Il ritorno di Angelica a casa sana e ben curata ha fatto esclamare di gioia e stupore tutti i giornali questa settimana: Angelica, piccola bambina nata con un peso di 550 grammi all’Ospedale S. Camillo di Roma, quando non aveva ancora passato le 23 settimane di gestazione. È un fatto di un’evidenza tale da far mutar opinione a chi propone limiti netti alla rianimazione dei prematuri nati a meno di 26 settimane dal concepimento.



Purtroppo sappiamo che è solo l’inizio di una presa di coscienza, perché in molti Paesi occidentali l’assistenza per far sopravvivere i neonati estremamente piccoli segue dei criteri diversi da quelli che si seguono per l’assistenza e per la sopravvivenza di un adulto che abbia lo stesso rischio di morte o di invalidità. Per alcuni, Angelica, perché nata troppo presto, non si doveva assistere: un adulto che cade da un balcone e appare in fin di vita invece sì. Sembra impossibile, eppure è così: vari fatti lo confermano.



Studi condotti da una ricercatrice canadese, Annie Janvier mostrano che a parità di alto rischio per la salute, tra neonato e adulto i medici intervistati tendono a trattare con meno vigore il neonato, fino all’estremo di non trattare per nulla. Ma non basta: per rianimare i piccolissimi, in alcuni Paesi si aspetta l’esplicita richiesta dei genitori, pur sapendo che questi potrebbero avere un conflitto di interessi col minore (non tutti i padri e le madri sono meravigliosi, ci insegna la cronaca) e soprattutto sapendo che alla nascita prematura e improvvisa sono entrambi disorientati e spesso sconvolti.



E i filosofi rinomati e famosi asseriscono che i neonati non sono persone come gli altri, perché mancano di capacità di “autonomia”, che secondo loro è la caratteristica che distingue gli esseri umani in “persone” e “non persone”. Ed esistono dei protocolli che invitano a non rianimare i bambini anche se hanno una possibilità non trascurabile di sopravvivere, dato che, al converso, hanno una possibilità – neanche confermata- di disabilità.

Ma Angelica è tornata a casa: ha trovato dei medici che sapevano che la sopravvivenza anche a 22 settimane è rara, ma non è impossibile: per molte casistiche è 1 su 10-15. Medici che non avevano certezze sulla prognosi in sala parto, perché alla nascita non si sa se quello sarà il bambino che ce la farà; ma hanno dato comunque una chance.
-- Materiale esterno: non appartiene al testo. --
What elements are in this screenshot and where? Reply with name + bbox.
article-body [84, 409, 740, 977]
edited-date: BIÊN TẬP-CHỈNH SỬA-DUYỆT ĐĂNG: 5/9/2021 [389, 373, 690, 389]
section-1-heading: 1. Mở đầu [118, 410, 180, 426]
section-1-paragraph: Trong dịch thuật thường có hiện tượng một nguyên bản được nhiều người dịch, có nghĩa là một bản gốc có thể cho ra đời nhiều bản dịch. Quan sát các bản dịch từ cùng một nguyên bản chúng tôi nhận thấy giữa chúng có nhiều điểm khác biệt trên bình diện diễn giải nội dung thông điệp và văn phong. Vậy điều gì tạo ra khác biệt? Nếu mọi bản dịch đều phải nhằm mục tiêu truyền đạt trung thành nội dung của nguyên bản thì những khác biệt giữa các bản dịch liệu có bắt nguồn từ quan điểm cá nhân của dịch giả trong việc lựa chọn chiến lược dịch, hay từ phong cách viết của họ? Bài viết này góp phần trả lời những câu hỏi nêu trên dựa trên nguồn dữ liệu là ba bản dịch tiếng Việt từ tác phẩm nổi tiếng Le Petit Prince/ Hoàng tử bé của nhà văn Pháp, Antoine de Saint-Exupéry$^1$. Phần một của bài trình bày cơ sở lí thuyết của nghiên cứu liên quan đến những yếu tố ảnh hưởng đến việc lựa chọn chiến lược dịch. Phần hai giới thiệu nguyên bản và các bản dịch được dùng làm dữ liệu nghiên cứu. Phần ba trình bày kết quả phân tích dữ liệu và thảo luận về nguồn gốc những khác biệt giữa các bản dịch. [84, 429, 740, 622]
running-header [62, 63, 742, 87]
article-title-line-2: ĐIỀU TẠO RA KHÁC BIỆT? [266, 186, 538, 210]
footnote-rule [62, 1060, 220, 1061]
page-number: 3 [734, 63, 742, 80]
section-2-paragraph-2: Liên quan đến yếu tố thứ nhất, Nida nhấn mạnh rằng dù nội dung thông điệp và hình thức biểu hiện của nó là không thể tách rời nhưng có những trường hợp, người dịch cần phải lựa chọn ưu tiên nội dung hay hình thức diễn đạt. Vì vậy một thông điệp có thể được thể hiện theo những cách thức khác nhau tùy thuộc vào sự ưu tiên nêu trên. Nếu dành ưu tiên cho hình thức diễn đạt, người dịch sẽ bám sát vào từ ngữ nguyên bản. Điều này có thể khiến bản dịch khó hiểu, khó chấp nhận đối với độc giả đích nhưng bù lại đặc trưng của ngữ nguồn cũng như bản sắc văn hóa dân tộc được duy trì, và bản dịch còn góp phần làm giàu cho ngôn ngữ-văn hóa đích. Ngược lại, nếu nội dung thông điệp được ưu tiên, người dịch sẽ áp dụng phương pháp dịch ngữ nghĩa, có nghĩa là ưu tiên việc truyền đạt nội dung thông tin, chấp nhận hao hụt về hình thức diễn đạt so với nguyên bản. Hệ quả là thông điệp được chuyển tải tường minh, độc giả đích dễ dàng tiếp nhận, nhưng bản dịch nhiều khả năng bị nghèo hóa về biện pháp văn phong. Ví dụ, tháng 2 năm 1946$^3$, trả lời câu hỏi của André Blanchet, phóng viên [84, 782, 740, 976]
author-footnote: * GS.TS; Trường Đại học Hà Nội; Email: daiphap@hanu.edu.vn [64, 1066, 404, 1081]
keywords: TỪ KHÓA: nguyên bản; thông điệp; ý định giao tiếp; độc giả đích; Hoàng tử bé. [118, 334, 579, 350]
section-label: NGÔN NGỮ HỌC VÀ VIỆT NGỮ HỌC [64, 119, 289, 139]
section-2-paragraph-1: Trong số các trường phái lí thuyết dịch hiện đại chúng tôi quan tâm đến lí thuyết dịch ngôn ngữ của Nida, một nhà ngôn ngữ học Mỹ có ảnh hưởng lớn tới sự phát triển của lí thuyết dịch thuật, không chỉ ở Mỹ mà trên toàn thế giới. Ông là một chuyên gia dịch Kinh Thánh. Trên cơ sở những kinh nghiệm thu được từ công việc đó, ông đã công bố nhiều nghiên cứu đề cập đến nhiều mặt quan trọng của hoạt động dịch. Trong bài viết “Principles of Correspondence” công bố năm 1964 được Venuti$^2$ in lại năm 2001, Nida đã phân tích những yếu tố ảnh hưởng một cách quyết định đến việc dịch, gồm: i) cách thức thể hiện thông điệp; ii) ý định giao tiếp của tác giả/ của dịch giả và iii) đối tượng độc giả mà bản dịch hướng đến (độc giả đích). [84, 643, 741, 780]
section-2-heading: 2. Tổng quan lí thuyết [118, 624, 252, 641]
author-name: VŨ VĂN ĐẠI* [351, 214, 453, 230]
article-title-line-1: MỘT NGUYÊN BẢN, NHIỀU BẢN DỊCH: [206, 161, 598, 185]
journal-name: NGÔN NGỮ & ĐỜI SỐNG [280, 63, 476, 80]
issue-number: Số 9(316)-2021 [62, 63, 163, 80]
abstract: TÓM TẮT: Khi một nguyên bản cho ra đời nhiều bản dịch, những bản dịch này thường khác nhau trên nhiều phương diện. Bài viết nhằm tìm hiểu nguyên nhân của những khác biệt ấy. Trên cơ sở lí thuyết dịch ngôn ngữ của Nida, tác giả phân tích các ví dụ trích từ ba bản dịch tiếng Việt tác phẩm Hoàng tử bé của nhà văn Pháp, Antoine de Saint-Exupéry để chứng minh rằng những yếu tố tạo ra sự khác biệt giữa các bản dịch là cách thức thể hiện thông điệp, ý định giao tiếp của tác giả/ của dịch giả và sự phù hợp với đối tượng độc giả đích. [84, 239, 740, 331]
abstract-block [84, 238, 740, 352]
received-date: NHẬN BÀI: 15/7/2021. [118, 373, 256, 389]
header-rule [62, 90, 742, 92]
Ma erano medici che sanno, come risulta da uno studio svedese, che gli ospedali che rianimano senza fare una selezione sulla base del rischio di handicap e morte, come vorrebbero i protocolli suddetti, invece di avere una percentuale maggiore di bambini con handicap, hanno addirittura una percentuale significativamente minore. Sapendo certo che esiste una soglia sotto cui non rianimare e un limite ai tentativi.

Detto questo, il discorso ci porta ben oltre i criteri e le settimane da considerare. Perché il fatto è più profondo: implica lo status di “persona” che alcuni filosofi non italiani vorrebbero togliere al neonato. Dopo averlo tolto al feto, cosa impedisce di revocarlo anche al bambino prematuramente nato, dato che ha le stesse dimensioni di un feto? Forse è questo che magari inconsciamente fa trattare il neonato differentemente dall’adulto.

 

Quest’erosione del “diritto di cittadinanza” è affermata come etica e morale in importanti riviste, e ci pone la domanda: per noi cosa è la persona? È l’essere umano in quanto tale o in quanto ha certe caratteristiche? Chi accogliamo “tra i nostri”? Tutti, oppure solo quelli che rispondono a certi dettami? È una domanda che, vedremo, riguarda anche gli adulti disabili mentali e altre categorie che un po’ alla volta si stanno vedendo negare il diritto di essere chiamati “persone”.

 

Ma la vicenda di Angelica, la gioia dei suoi genitori e il coraggio degli infermieri e medici che l’hanno curata dandole una chance, getta una luce su tutto questo: guardarla fa superare di getto la divisione in umani di serie A e B. Angelica conta semplicemente perché c’è. Questa è la sfida.